The Government Accounting Standards Board (GASB) has determined that the non-disclosure of this liability for post-employment benefits distorts an Employer’s financial picture. GASB has drafted rules to require disclosure of this liability and recommends that employers begin funding this liability. GASB has recommended a phase in period, but disclosure of this liability can significantly impact Employers’ financial statements. In some instances the disclosure could adversely affect an Employer’s credit rating if steps are not taken now to minimize the impact.
The solution to counteract the disclosure of a liability is to set aside assets to offset the liability. To protect the assets and ensure that they are available when the liability comes due, funds should be set aside in a Trust. Specifically, the Key Post-Employment Benefit Trust®.
Why Use A Trust?
A Trust is a legal entity, separate and apart from its creator, the Governmental Employer. Funds deposited in the Key Post-Employment Benefit Trust® are treated as expenditures by the Employer. The Employer may receive budgetary credit for the expenditure. Trust funds are safe from Employers’ creditors and secure to pay future Retiree benefits.

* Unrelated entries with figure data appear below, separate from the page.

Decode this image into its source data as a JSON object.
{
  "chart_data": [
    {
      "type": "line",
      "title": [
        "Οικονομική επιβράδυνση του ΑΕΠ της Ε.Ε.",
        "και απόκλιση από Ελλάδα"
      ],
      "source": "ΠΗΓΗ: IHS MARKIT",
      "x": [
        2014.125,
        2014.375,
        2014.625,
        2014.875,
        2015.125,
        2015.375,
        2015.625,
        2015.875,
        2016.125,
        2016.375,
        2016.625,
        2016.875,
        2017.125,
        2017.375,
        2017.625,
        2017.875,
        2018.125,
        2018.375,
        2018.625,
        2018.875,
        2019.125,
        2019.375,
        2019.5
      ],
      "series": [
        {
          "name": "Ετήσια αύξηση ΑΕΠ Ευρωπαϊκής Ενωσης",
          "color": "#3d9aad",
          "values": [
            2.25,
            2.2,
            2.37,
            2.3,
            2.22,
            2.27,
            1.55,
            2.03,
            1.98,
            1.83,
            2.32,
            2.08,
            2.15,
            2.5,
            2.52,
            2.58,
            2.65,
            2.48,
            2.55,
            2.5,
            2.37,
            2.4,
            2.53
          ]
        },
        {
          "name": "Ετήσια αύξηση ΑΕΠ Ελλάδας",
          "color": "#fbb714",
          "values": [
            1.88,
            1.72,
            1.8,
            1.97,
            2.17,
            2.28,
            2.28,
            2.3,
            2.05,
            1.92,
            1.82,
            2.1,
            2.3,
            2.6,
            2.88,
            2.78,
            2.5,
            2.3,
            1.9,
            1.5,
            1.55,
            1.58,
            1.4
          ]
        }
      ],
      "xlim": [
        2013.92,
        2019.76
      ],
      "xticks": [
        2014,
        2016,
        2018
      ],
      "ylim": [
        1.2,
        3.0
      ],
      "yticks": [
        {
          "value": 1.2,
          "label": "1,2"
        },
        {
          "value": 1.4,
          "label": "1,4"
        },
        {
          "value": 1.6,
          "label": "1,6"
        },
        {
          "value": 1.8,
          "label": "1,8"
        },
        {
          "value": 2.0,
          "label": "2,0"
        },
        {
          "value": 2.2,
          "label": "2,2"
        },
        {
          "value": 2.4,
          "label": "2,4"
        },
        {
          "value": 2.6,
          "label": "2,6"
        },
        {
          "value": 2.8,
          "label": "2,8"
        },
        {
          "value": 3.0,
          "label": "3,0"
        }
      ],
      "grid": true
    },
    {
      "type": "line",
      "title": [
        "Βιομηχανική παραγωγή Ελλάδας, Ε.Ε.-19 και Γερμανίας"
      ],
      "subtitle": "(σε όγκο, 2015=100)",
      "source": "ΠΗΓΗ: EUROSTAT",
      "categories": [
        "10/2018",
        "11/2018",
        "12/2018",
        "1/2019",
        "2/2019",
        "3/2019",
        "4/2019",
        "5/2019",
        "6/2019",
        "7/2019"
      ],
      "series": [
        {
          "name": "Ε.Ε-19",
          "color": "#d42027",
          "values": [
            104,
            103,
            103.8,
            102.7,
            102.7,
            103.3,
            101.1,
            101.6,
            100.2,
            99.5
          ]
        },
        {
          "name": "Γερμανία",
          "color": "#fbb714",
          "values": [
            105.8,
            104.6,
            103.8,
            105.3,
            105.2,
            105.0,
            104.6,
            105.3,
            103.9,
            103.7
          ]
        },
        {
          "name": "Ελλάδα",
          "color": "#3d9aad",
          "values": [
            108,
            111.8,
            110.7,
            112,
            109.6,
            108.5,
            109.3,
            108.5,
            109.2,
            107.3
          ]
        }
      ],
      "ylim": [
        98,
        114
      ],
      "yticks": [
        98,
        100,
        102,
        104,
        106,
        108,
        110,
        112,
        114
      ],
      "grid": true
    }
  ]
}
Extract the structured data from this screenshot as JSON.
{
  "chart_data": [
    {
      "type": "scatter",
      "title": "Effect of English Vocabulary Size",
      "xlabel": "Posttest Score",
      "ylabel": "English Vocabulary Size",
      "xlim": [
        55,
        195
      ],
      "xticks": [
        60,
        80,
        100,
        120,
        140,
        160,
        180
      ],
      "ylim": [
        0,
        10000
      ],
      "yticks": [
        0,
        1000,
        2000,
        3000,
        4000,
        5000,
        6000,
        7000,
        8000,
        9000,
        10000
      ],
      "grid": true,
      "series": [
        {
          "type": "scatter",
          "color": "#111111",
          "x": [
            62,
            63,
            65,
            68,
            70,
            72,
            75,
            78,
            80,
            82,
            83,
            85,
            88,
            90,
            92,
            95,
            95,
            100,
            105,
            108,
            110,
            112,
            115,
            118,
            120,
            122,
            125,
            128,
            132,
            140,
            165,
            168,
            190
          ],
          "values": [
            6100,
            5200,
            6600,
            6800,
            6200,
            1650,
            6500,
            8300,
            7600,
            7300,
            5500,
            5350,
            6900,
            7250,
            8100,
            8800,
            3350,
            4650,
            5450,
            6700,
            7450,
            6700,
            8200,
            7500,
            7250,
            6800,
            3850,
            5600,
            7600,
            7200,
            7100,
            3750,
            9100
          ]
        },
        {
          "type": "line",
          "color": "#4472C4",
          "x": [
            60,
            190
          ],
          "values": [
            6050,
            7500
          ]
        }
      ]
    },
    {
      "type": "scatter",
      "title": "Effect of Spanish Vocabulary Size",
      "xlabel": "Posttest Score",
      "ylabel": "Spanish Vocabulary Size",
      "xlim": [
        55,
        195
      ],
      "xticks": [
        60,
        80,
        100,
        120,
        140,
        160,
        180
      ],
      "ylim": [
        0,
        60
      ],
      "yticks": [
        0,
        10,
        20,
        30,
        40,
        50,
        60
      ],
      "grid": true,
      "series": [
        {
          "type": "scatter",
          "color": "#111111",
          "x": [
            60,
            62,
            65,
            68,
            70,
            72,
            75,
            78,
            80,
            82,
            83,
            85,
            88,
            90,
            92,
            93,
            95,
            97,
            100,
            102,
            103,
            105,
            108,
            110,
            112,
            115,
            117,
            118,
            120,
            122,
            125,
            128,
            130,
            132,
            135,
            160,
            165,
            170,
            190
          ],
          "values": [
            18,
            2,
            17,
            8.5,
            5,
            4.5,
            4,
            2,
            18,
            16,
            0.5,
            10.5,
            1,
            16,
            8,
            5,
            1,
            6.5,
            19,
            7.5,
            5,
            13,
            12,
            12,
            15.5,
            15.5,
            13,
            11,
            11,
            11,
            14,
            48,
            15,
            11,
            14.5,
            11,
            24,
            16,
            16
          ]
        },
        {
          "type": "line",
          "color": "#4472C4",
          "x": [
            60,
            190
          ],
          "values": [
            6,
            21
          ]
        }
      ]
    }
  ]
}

MidAmerica provides the Trust vehicle, turnkey administration and quality investments. Funding of the Key Post-Employment Benefit Trust® is discretionary and there is no obligation for the Employer to place any specific amount in the Trust. The Key Post-Employment Benefit Trust® is a vehicle to fund existing Employee Benefits; it does not create any new benefits. Trust assets can be invested by the Trustee, typically in a quality fixed annuity with a guaranteed minimum rate of return.